This repository contains a machine learning project aimed at predicting loan approvals using the BigQuery platform. The project utilizes a dataset sourced from Kaggle Loan Prediction Problem Dataset, which contains various features related to loan applications.
The goal of this project is to develop a predictive model that can assist financial institutions in assessing the risk associated with loan applicants. By accurately predicting loan outcomes, lenders can make informed decisions, thereby reducing the risk of defaults and improving overall portfolio performance.
The dataset used in this project is sourced from Kaggle X and contains a comprehensive set of features related to loan applications.

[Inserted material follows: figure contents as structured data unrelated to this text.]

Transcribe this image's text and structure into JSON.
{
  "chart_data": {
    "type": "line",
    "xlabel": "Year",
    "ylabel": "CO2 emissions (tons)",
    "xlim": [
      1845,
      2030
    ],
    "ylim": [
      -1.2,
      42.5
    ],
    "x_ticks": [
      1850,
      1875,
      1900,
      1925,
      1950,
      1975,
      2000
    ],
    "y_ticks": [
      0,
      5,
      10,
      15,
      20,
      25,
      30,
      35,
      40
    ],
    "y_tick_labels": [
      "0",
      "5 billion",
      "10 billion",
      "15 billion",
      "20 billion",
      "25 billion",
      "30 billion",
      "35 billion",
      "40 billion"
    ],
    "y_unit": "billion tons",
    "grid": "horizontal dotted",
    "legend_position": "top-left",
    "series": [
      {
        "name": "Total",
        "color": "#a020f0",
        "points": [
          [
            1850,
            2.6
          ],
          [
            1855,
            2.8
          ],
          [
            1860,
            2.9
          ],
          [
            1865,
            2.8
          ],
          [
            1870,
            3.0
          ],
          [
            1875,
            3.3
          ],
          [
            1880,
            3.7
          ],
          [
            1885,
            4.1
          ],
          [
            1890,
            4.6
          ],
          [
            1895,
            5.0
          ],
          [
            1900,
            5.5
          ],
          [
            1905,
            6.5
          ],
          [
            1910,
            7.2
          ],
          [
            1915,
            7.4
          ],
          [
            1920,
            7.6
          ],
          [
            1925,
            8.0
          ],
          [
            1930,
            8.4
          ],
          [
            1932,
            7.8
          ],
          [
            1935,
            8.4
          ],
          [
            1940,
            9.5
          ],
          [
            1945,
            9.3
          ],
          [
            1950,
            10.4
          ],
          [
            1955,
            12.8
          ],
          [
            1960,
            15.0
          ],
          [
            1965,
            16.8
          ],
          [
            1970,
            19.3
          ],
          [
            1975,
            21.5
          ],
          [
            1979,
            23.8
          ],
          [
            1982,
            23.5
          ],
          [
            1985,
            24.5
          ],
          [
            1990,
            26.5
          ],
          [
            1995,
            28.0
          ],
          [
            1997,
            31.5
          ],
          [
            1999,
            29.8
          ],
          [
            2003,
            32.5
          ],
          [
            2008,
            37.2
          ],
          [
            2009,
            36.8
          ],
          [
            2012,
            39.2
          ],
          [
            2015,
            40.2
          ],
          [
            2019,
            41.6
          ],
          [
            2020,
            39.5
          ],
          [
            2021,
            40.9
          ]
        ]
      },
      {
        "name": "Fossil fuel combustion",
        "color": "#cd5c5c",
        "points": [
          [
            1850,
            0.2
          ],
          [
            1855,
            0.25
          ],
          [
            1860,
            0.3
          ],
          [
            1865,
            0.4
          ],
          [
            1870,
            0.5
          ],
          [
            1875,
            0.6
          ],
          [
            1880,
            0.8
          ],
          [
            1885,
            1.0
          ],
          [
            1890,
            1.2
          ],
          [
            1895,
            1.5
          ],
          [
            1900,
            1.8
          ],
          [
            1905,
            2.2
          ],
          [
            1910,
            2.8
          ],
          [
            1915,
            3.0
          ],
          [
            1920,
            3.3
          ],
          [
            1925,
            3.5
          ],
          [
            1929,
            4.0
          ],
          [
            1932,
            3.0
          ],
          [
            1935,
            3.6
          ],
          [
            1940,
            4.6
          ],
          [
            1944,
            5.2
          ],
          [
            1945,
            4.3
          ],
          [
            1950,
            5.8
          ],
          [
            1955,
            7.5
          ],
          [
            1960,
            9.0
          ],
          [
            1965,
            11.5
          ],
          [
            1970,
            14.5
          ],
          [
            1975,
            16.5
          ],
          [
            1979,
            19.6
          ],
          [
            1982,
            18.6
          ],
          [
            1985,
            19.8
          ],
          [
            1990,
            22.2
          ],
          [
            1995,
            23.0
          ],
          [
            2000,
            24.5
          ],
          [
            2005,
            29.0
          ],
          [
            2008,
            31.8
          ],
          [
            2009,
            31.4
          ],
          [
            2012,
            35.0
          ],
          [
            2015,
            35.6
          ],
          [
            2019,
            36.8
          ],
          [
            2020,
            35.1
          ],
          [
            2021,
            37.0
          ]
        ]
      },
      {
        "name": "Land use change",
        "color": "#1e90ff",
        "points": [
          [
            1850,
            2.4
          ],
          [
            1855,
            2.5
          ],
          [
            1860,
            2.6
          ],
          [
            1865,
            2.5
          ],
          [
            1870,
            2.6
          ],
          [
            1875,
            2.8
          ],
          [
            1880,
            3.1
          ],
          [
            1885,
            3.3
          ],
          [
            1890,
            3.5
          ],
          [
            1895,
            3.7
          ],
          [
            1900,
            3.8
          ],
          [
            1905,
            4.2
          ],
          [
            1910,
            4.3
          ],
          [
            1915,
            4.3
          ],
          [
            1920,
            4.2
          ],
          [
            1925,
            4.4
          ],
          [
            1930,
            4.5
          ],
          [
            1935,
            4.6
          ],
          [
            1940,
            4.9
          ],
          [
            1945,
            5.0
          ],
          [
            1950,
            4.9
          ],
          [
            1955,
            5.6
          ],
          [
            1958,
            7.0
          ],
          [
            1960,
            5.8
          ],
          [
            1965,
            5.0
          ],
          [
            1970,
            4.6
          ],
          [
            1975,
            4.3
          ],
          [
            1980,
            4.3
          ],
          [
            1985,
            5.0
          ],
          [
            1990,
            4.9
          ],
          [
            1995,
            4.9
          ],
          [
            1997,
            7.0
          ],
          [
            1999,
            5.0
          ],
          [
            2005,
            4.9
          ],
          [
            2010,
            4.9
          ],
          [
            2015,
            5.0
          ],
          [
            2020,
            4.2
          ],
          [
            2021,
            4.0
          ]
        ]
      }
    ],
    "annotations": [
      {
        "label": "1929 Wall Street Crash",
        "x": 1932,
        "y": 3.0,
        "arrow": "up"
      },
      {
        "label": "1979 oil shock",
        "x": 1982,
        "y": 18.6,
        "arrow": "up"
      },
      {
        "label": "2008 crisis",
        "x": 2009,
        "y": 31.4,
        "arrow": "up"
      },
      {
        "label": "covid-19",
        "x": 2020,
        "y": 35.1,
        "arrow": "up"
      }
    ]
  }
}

It includes information such as applicant demographics, credit history, loan details, and more.
- Loan_ID
- Gender
- Married
- Dependents
- Education
- Self_Employed
- ApplicantIncome
- CoapplicantIncome
- LoanAmount
- Loan_Amount_Term
- Credit_History
- Property_Area
- Loan_Status
The project follows a standard machine learning pipeline, which includes the following steps:
- Data Preprocessing: Cleaning the dataset, handling missing values, encoding categorical variables, and feature scaling.
- Model Selection: Trying out various machine learning algorithms and selecting the best-performing model based on evaluation metrics.
- Model Evaluation: Assessing the model's performance using appropriate evaluation metrics and fine-tuning as necessary.
The final predictive model, RANDOM_FOREST_CLASSIFIER, achieves an roc_auc of 0.9303346653346653 on the test set, demonstrating its effectiveness in predicting loan outcomes. Additionally, key insights gained from the analysis are summarized in the notebooks.
This project is licensed under the MIT License - please see the license file for details.